But the point is that you'd be extracting the nonce from someone else's existing video of the same event.

If a celebrity says something and person A films a true video, and person B films a video and then manipulates it, you'd be able to see that B's light code is different. But if B simply takes A's lighting data and applies it to their own video, now you can't tell which is real.

I am not defending the proposed method, but your criticism is not why:

Lets assume the pixels have an 8-bit luminance depth, and lets say the 7 most significant bits are kept, and the signature is coded in the last bit of the pixels in a frame. A hash of the full 7-bit image frame could be cryptographically signed, while you could copy the 8-th bit plane to a fake video, the same signature will not check out according to a verifying media player, since the fake video's leading 7-bit planes won't hash to the same hash that has been signed.

What does this change compared to status quo? nothing: you can already hash and sign a full 8-bit video, and Serious-Oath that it depicts Real imagery.

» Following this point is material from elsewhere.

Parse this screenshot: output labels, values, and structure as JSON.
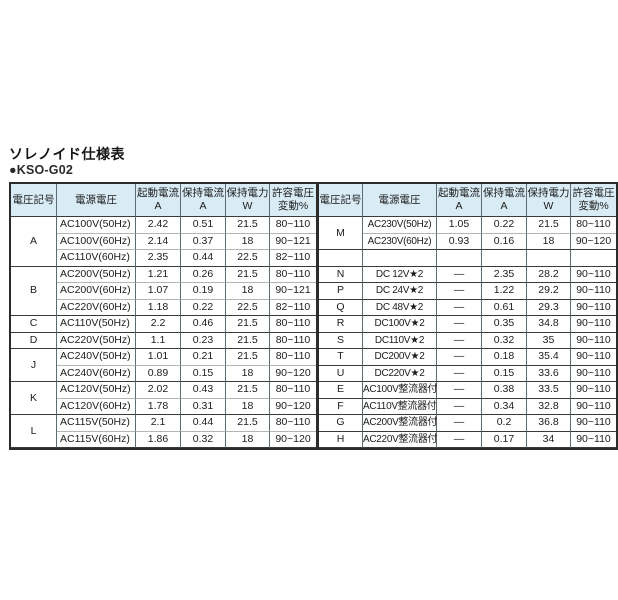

Your signature would also not be transplantable to someone elses video, so others can't put fake video in your mouth.

The only difference: if the signature is generated by the image sensor, and end-users are unable to extract the private key, then it decreases the number of people / entities able to credibly fake a video, but provides great power to the manufacturers to sign fake videos while the masses are unable to (unless they play a fake video on a high quality screen being imaged by a manufacturer-privatekey-containing-image-sensor.